Recently we examined some IT outsourcing trends for 2014, noting that the underlying theme for all aspects of business today – not just IT – is that change is a constant. Outsourcing as a business management mechanism is now widespread, popular with all types and sizes of companies for all sorts of business functions.
But some sources say 2014 may see a resurgence of companies looking inward instead of outward to manage their IT operations. That’s just one of many IT outsourcing trends predicted by insiders.
Quantifying the cloud.
Expect the cloud to become more sophisticated and more strategic when it comes to service provision. No one questions the cloud’s staying power any more, but especially for large and complex organizations, effectively adopting and managing cloud-based services has been a significant challenge.
Look for better-defined and more consistent metrics that companies and their providers can use to assess the value they’re receiving and also overall ROI. IT managers may want to use those metrics to compare cloud services to other solutions, too.
Infrastructure heads East.
IT providers in India, well-established as an international resource for business process outsourcing and application development, are reportedly interested in expanding their access to infrastructure deals as well. It’s possible that 2014 will be remembered as the year India-based providers began to capture contracts that previously would automatically have gone to big U.S. names like IBM.
That could represent a significant threat to business-as-usual in the infrastructure arena, but client companies are looking everywhere they can for cost efficiencies, innovation and whatever else will help them remain competitive.
The complexity of things makes governance more complex, too.
Globalization, more diverse and multiplicity of vendors – more of anything always means more complexity. Companies are struggling to develop and maintain protocols and procedures based on the latest industry trends, best practices and compliance regulations, but they see this as a critical component of management effectiveness. Will there be a shortage of labor skilled at handling this important component of IT?
Lower-priced IT outsourcing consulting.
Some industry watchers predict that companies who have gained substantial IT outsourcing experience will try to save money going forward by trying to negotiate their own deals for IT services, without benefit of consultant back-up.
Consultants will have to rethink their approach to pricing in order to retain clients, possibly by taking on smaller projects that cost less. Or by focusing on client results rather than hourly or project-based fees.
It’s worth re-emphasizing a couple of points IT outsourcing trends mentioned in our earlier post.

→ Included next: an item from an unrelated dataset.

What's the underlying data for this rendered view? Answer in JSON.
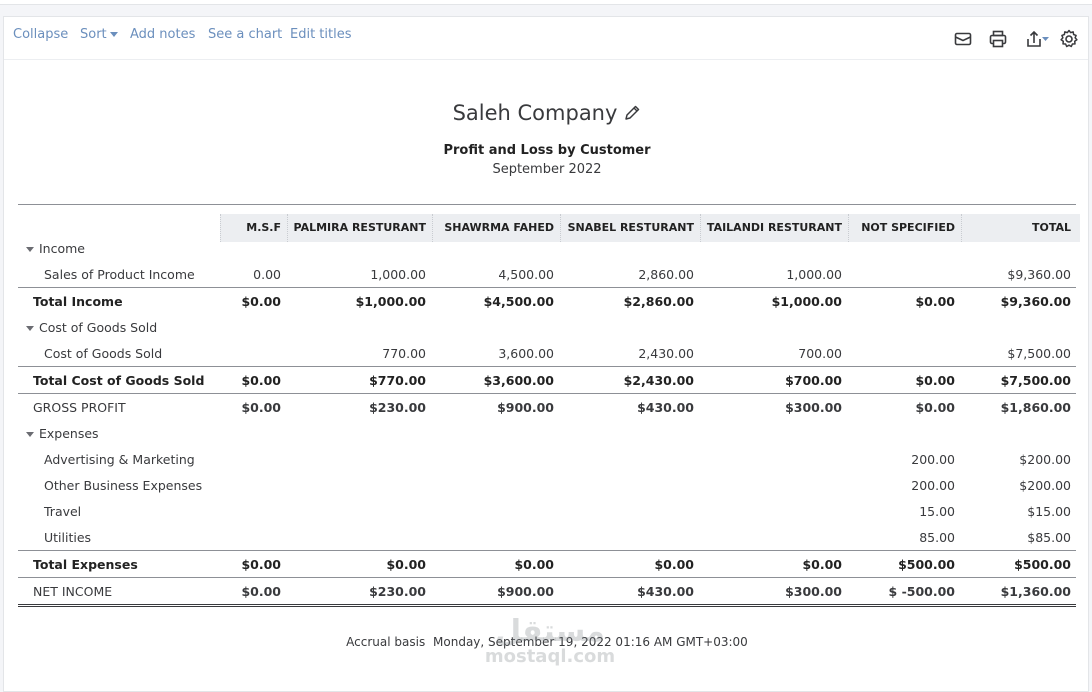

A key trend for 2014 is an increasing number of IT outsourcing deals, but with lower contract values. This is happening in part because comprehensive single-source deals negotiated a few years ago are coming up for renewal. Client companies now want to take advantage of specialized capabilities offered by certain suppliers that can provide strategic advantages as well as always-important cost efficiencies. They’re dividing up the work to make that happen.
With multi-sourcing growing as an option, companies are becoming more comfortable with the concept and more adept at managing multiple providers. The big challenge? Effective coordination and collaboration.
Vendors themselves are regarding profit margin as a more relevant success metric than gross revenue, as clients and providers are learning how to work better together. “Everyone wins together” is the new, mutual goal.
Also, the growing trend toward hybridization in all aspects of IT is spreading to outsourcing deals themselves. Companies want to address their own unique needs with unique-to-them sourcing solutions.
Competition plus continually evolving technology will drive the next wave of trends. For 2014, it’s clear that IT outsourcing trends are responding to a delicious mix of challenges and opportunities brought on by increasing automation, mobile, social, the cloud and growing emphasis on data analytics.